Now that my applications have made it through the mail (hopefully), it's time to brace myself for the barrage of requests and advice that will begin arriving in my mailbox and consciousness over the next few weeks.

Every university has its own way of asking for affirmative-action information, ranging from very open to shamefaced and Byzantine. Most will send a simple postage-paid card asking you to answer the Four Basic Questions anonymously: race, gender, disability, and veteran status. Others will hem and haw about the information they want, reassuring you in smudgy little paragraphs that although they want you to reveal your name, they won't be using affirmative-action information to evaluate your candidacy.

Occasionally, it seems that schools are polling you for some kind of demented marketing strategy: "What is your race? Are you disabled? Where did you hear about our school? What professional publications do you read?"

I find it most insulting when schools ask you to fill out several sheets of paper and don't provide you with an envelope or stamps. It makes me wonder whether they really do want this information, or if they're deliberately making it difficult for you to respond so that they can "prove" that affirmative action is unnecessary.

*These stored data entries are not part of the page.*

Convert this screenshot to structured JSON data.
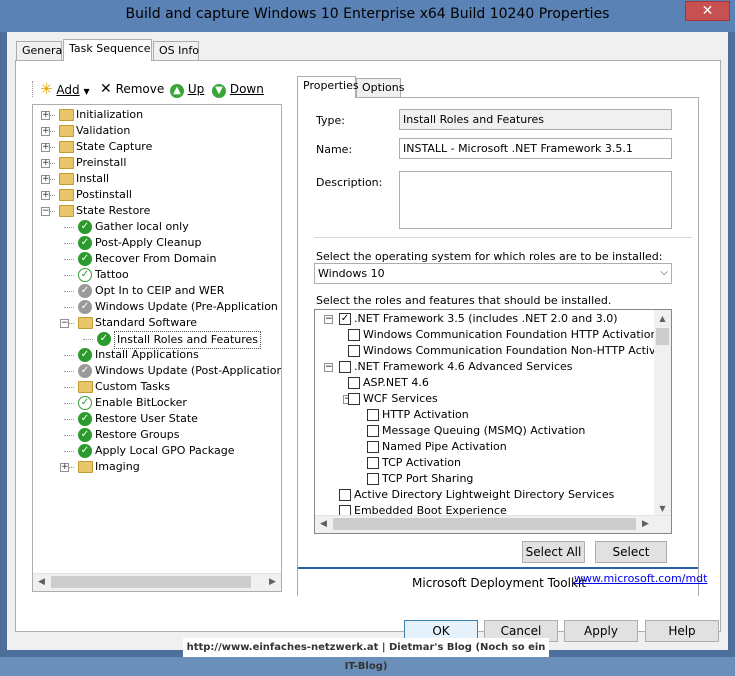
{
  "window": {
    "title": "Build and capture Windows 10 Enterprise x64 Build 10240 Properties",
    "close_label": "✕"
  },
  "tabs": [
    {
      "label": "General"
    },
    {
      "label": "Task Sequence"
    },
    {
      "label": "OS Info"
    }
  ],
  "toolbar": {
    "add_label": "Add",
    "remove_label": "Remove",
    "up_label": "Up",
    "down_label": "Down"
  },
  "tree": {
    "items": [
      {
        "label": "Initialization",
        "kind": "folder",
        "level": 0,
        "expander": "+"
      },
      {
        "label": "Validation",
        "kind": "folder",
        "level": 0,
        "expander": "+"
      },
      {
        "label": "State Capture",
        "kind": "folder",
        "level": 0,
        "expander": "+"
      },
      {
        "label": "Preinstall",
        "kind": "folder",
        "level": 0,
        "expander": "+"
      },
      {
        "label": "Install",
        "kind": "folder",
        "level": 0,
        "expander": "+"
      },
      {
        "label": "Postinstall",
        "kind": "folder",
        "level": 0,
        "expander": "+"
      },
      {
        "label": "State Restore",
        "kind": "folder",
        "level": 0,
        "expander": "−"
      },
      {
        "label": "Gather local only",
        "kind": "check",
        "level": 1
      },
      {
        "label": "Post-Apply Cleanup",
        "kind": "check",
        "level": 1
      },
      {
        "label": "Recover From Domain",
        "kind": "check",
        "level": 1
      },
      {
        "label": "Tattoo",
        "kind": "check-light",
        "level": 1
      },
      {
        "label": "Opt In to CEIP and WER",
        "kind": "grey",
        "level": 1
      },
      {
        "label": "Windows Update (Pre-Application Installa",
        "kind": "grey",
        "level": 1
      },
      {
        "label": "Standard Software",
        "kind": "folder",
        "level": 1,
        "expander": "−"
      },
      {
        "label": "Install Roles and Features",
        "kind": "check",
        "level": 2,
        "selected": true
      },
      {
        "label": "Install Applications",
        "kind": "check",
        "level": 1
      },
      {
        "label": "Windows Update (Post-Application Installa",
        "kind": "grey",
        "level": 1
      },
      {
        "label": "Custom Tasks",
        "kind": "folder",
        "level": 1
      },
      {
        "label": "Enable BitLocker",
        "kind": "check-light",
        "level": 1
      },
      {
        "label": "Restore User State",
        "kind": "check",
        "level": 1
      },
      {
        "label": "Restore Groups",
        "kind": "check",
        "level": 1
      },
      {
        "label": "Apply Local GPO Package",
        "kind": "check",
        "level": 1
      },
      {
        "label": "Imaging",
        "kind": "folder",
        "level": 1,
        "expander": "+"
      }
    ]
  },
  "subtabs": [
    {
      "label": "Properties"
    },
    {
      "label": "Options"
    }
  ],
  "properties": {
    "type_label": "Type:",
    "type_value": "Install Roles and Features",
    "name_label": "Name:",
    "name_value": "INSTALL - Microsoft .NET Framework 3.5.1",
    "description_label": "Description:",
    "description_value": "",
    "os_label": "Select the operating system for which roles are to be installed:",
    "os_value": "Windows 10",
    "roles_label": "Select the roles and features that should be installed."
  },
  "roles": [
    {
      "label": ".NET Framework 3.5 (includes .NET 2.0 and 3.0)",
      "level": 0,
      "checked": true,
      "expander": "−"
    },
    {
      "label": "Windows Communication Foundation HTTP Activation",
      "level": 1,
      "checked": false
    },
    {
      "label": "Windows Communication Foundation Non-HTTP Activation",
      "level": 1,
      "checked": false
    },
    {
      "label": ".NET Framework 4.6 Advanced Services",
      "level": 0,
      "checked": false,
      "expander": "−"
    },
    {
      "label": "ASP.NET 4.6",
      "level": 1,
      "checked": false
    },
    {
      "label": "WCF Services",
      "level": 1,
      "checked": false,
      "expander": "−"
    },
    {
      "label": "HTTP Activation",
      "level": 2,
      "checked": false
    },
    {
      "label": "Message Queuing (MSMQ) Activation",
      "level": 2,
      "checked": false
    },
    {
      "label": "Named Pipe Activation",
      "level": 2,
      "checked": false
    },
    {
      "label": "TCP Activation",
      "level": 2,
      "checked": false
    },
    {
      "label": "TCP Port Sharing",
      "level": 2,
      "checked": false
    },
    {
      "label": "Active Directory Lightweight Directory Services",
      "level": 0,
      "checked": false
    },
    {
      "label": "Embedded Boot Experience",
      "level": 0,
      "checked": false
    }
  ],
  "buttons": {
    "select_all": "Select All",
    "select_none": "Select None",
    "ok": "OK",
    "cancel": "Cancel",
    "apply": "Apply",
    "help": "Help"
  },
  "footer": {
    "brand": "Microsoft Deployment Toolkit",
    "link": "www.microsoft.com/mdt"
  },
  "watermark": "http://www.einfaches-netzwerk.at | Dietmar's Blog (Noch so ein IT-Blog)"
}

Only one college has asked me whether I'm of mixed racial/ethnic heritage. And they still required me to choose which racial category I identify with or with which most people identify me. So at least one affirmative-action department somewhere in the United States will acknowledge me as a "mixed" ethnic, even if in the end I'll be considered "white."

Some people have advised me not to respond to affirmative-action requests. But I always do. I don't mind who knows that I'm a white female non-disabled non-veteran. The worst advice I've gotten has been in regards to writing samples.

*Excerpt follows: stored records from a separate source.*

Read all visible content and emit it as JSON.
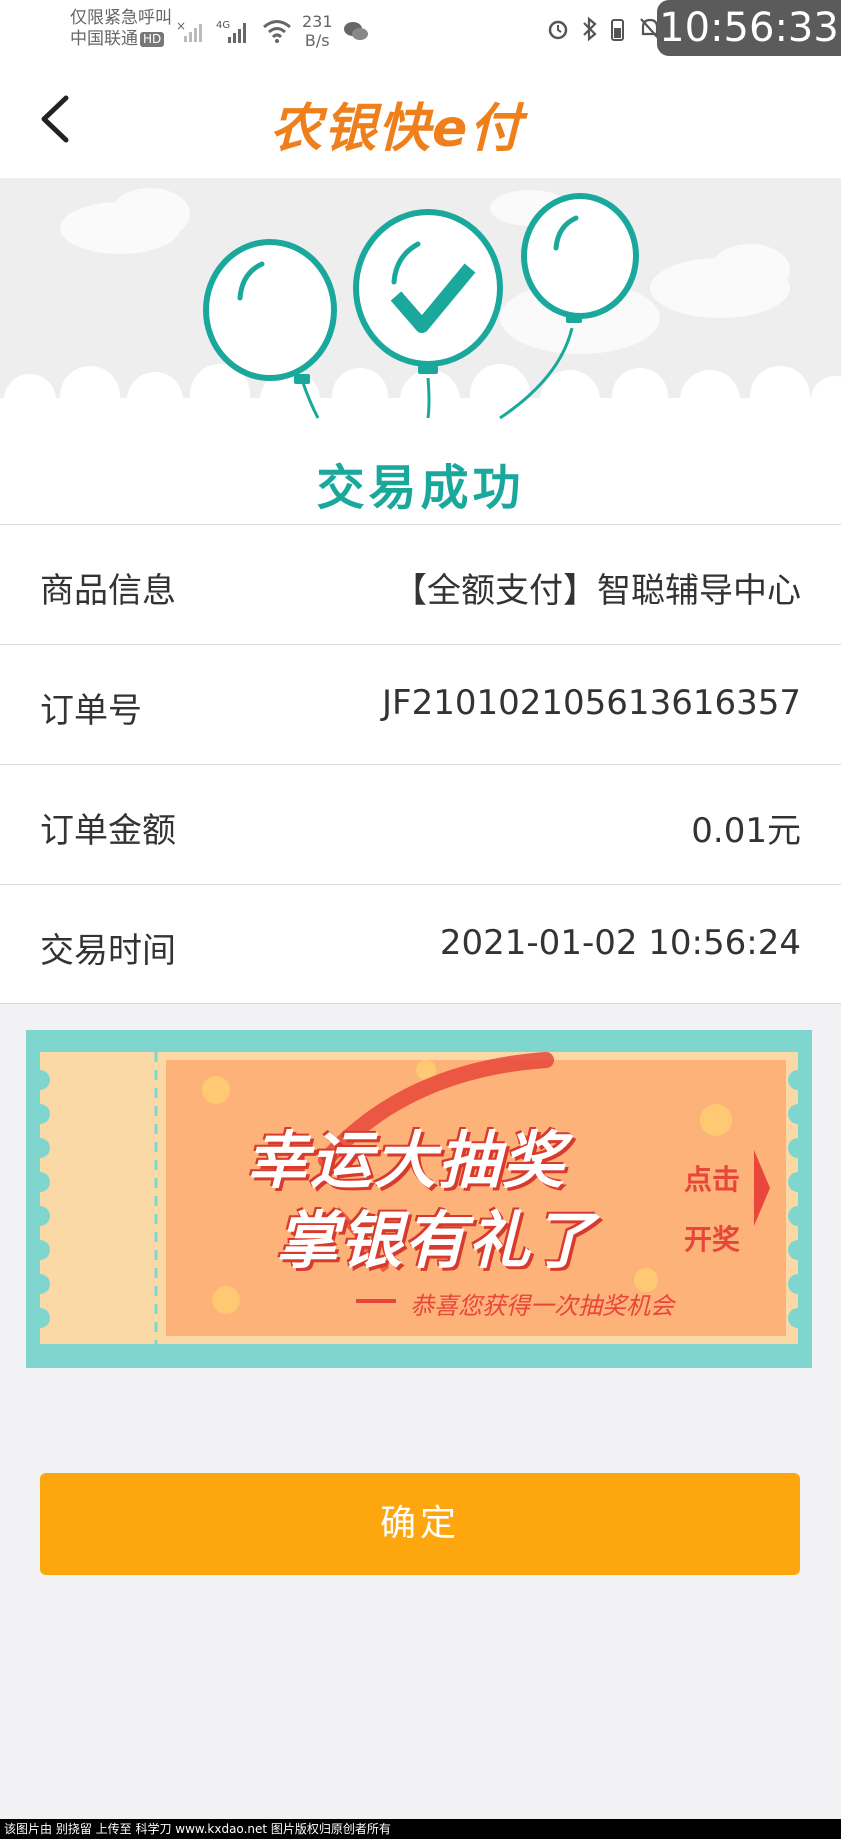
{
  "status_bar": {
    "carrier_line1": "仅限紧急呼叫",
    "carrier_line2": "中国联通",
    "hd_badge": "HD",
    "network": "4G",
    "speed_value": "231",
    "speed_unit": "B/s",
    "battery": "25",
    "time": "10:56:33"
  },
  "header": {
    "logo_text": "农银快e付"
  },
  "result": {
    "title": "交易成功"
  },
  "details": [
    {
      "label": "商品信息",
      "value": "【全额支付】智聪辅导中心"
    },
    {
      "label": "订单号",
      "value": "JF21010210561361635​7"
    },
    {
      "label": "订单金额",
      "value": "0.01元"
    },
    {
      "label": "交易时间",
      "value": "2021-01-02 10:56:24"
    }
  ],
  "banner": {
    "line1": "幸运大抽奖",
    "line2": "掌银有礼了",
    "subtitle": "恭喜您获得一次抽奖机会",
    "cta_line1": "点击",
    "cta_line2": "开奖"
  },
  "confirm_button": "确定",
  "footer_text": "该图片由 别挠留 上传至 科学刀 www.kxdao.net 图片版权归原创者所有",
  "colors": {
    "brand_orange": "#ef7f1a",
    "success_teal": "#1aa89c",
    "button_orange": "#fda60d",
    "banner_teal": "#7fd6cf"
  }
}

Departments asking for writing almost always request "a 20-page sample." How the hell does anyone represent the breadth of their knowledge and research in 20 pages? And I've been told -- as if search committees were composed of wild animals -- "Don't send more than 20 pages. It will only make them angry."

Okay, so I'm a dope who will turn up on some Fox special called "When Search Committees Attack." I always send an entire article or chapter, even if it's over 20 pages. But I do include a cover letter advising tired readers which 20 pages are the most important.

Actually, I have to admit the worst advice I've gotten has been about job interviews. "Women should always wear skirts to interviews," I was told last year by a famous feminist scholar. If that's what it takes to get a professorship, I thought to myself, too bad for me. I don't wear skirts or dresses. Period. Not even for tenure.